Taxes Consolidation Act, 1997 (Number 39 of 1997)
535 Disposals where capital sums derived from assets.
[CGTA75 s8(2) and (7)]
(1) In this section, “capital sum” means any money or money’s worth not excluded from the consideration taken into account in the computation of the gain under Chapter 2 of this Part.
(2)(a) Subject to sections 536 and 537(1) and to any other exceptions in the Capital Gains Tax Acts, there shall be for the purposes of those Acts a disposal of an asset by its owner where any capital sum is derived from the asset notwithstanding that no asset is acquired by the person paying the capital sum, and this paragraph shall apply in particular to—
(i) capital sums received by means of compensation for any kind of damage or injury to an asset or for the loss, destruction or dissipation of an asset or for any depreciation or risk of depreciation of an asset,
(ii) capital sums received under a policy of insurance of the risk of any kind of damage or injury to, or the loss or depreciation of, an asset,
(iii) capital sums received in return for forfeiture or surrender of a right or for refraining from exercising a right, and
(iv) capital sums received as consideration for use or exploitation of an asset.

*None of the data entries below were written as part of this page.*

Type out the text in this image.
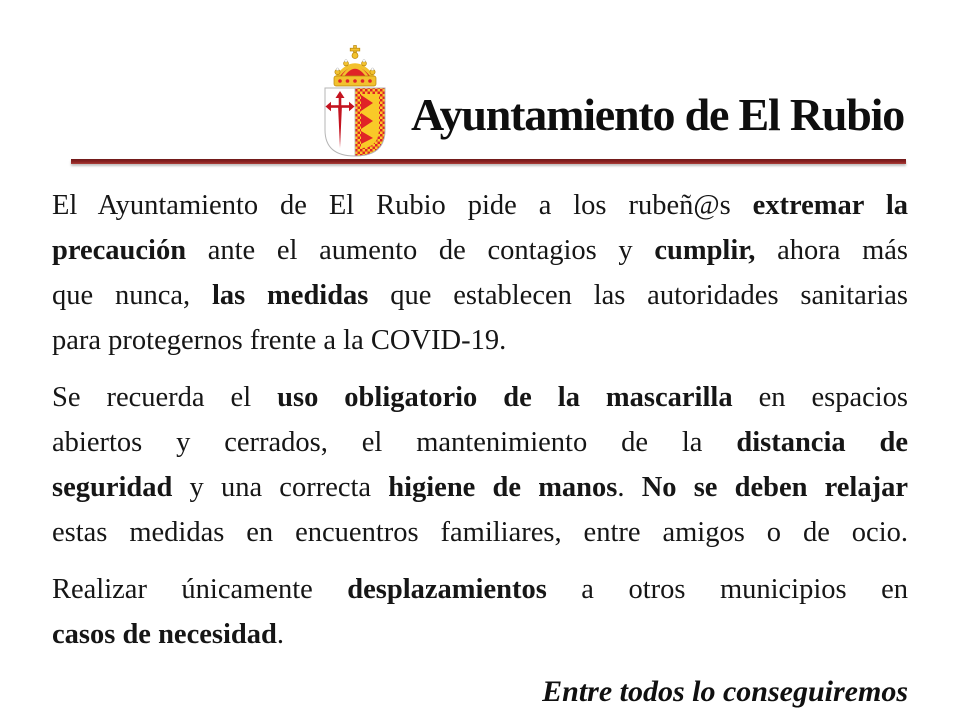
Ayuntamiento de El Rubio
El Ayuntamiento de El Rubio pide a los rubeñ@s extremar la
precaución ante el aumento de contagios y cumplir, ahora más
que nunca, las medidas que establecen las autoridades sanitarias
para protegernos frente a la COVID-19.
Se recuerda el uso obligatorio de la mascarilla en espacios
abiertos y cerrados, el mantenimiento de la distancia de
seguridad y una correcta higiene de manos. No se deben relajar
estas medidas en encuentros familiares, entre amigos o de ocio.
Realizar únicamente desplazamientos a otros municipios en
casos de necesidad.
Entre todos lo conseguiremos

(b) Without prejudice to paragraph (a)(ii) but subject to paragraph (c), neither the rights of the insurer nor the rights of the insured under any policy of insurance, whether the risks insured relate to property or not, shall constitute an asset on the disposal of which a gain may accrue, and in this paragraph “policy of insurance” does not include a policy of assurance on human life.
(c) Paragraph (b) shall not apply where the right to any capital sum within paragraph (a)(ii) is assigned after the event giving rise to the damage or injury to, or the loss or depreciation of, an asset has occurred, and for the purposes of the Capital Gains Tax Acts such an assignment shall be deemed to be a disposal of an interest in the asset concerned.